Before you can start beekeeping you need some basic beekeeping equipment. What you need and what you end up buying depends a lot on how serious you are, and how much money you have of course.
Here is a short list of some of the items which I think you should start with. Different beekeepers will have their own view about the most basic equipment, but beekeepers are like that, opinionated!
I would recommend a slightly larger smoker than the smallest which many beginners tend to choose. A larger smoker is easier to light and stays alight longer. Many different types of fuel can be used, special smoker pellets, corrugated cardboard, pine needles and rotten wood. I tend to use rotten wood since it’s free and usually quite easy to obtain. Some newspaper or a yellow pages directory will make it easier to light.

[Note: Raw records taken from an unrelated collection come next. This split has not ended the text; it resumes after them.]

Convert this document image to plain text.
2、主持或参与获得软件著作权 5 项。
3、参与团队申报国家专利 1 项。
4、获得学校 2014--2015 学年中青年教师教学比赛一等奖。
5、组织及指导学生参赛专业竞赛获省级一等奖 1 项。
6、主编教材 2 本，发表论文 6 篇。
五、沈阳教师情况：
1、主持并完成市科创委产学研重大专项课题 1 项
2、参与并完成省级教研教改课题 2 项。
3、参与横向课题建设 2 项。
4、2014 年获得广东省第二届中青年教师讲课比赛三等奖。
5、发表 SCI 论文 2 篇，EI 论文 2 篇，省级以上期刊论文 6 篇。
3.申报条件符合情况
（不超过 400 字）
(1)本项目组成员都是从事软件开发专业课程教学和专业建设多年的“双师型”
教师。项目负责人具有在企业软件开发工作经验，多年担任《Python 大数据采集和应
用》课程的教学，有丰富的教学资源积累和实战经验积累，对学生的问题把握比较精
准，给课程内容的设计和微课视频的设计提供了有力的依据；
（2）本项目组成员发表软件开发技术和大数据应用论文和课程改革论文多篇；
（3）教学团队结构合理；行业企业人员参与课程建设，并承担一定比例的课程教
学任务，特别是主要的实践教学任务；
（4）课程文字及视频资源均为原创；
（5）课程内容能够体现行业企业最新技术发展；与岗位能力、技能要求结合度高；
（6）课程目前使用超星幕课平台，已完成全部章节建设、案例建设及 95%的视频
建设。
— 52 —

When I first started keeping bees I read that it was advisable not to wear any gloves. Without gloves you’re much gentler and less likely to crush bees and upset them. It needs a strong will to start as a novice without gloves., but there is some truth in it. Once I started removing bee hives without gloves I learned a great deal. I remember dropping a piece of comb and reaching down between the combs to retrieve it. I was amazed how warm it was. I knew in theory that the bees warm up their hive, but to feel just how warm it was (over 90°F) certainly brought it home.
I think most new beekeepers start off with just a pair of gloves and a veil. I believe this is actually a false economy. If you’re serious about keeping bees I recommend a full suit. A complete beesuit with integral hood will increase your confidence immensely. Once you know that you’re unlikely to get stung you can concentrate on what you’re doing. I use an Ultrabreeze suit which although much more expensive then a regular suit, is virtually sting proof (bees will sometimes sting through a thinner suit) but is well ventilated so will help you keep cool. There is more information about different types of beesuit here.
There are a few different types of hive tool. They’re used to prize boxes apart, scrape off propolis and burr comb and all manner of tasks. It’s amazing that it’s only beekeepers who have them, they’re so useful. The ‘J’ style is my favorite. The ‘J’ end is used to hook under the end of frames when removing them for inspection. Without this type of end it’s quite difficult to lift the first frame. There are special frame-lifter tools, but that seems overkill.
Whether your capturing a swarm, or removing frames of honey, a soft bee brush is invaluable. They’ve quite inexpensive and is handle to have in your tool box. I didn’t think a brush was necessary for many years, but once I got one I wouldn’t be without it. I’ve heard of beekeepers using a goose feather or something as a brush, but I like something a little more durable and versatile.
The Langstroth hive is almost ubiquitous in the United States, but in other parts of the world such as the United Kindom there are six or seven different types. The parts of the different hives aren’t interchangeable and so whichever type of hive you choose you should bear n mind that you’ll be stuck with it.
I would suggest you consider a top bar hive, if you’re just starting. They offer a more natural type of hive and have the advantage that you harvest the honey as comb, meaning you don’t need an extractor. The honey harvest is not as great as from a Langstroth, but if you’re only aiming to produce enough for yourself, with perhaps some to give away to friends, a top bar hive will probably produce more than enough.
There’s almost no limit to the amount of beekeeping equipment you can buy to set yourself up, but there’s plenty of time for you to decide what you need, what you want later and what you’ll probably never need.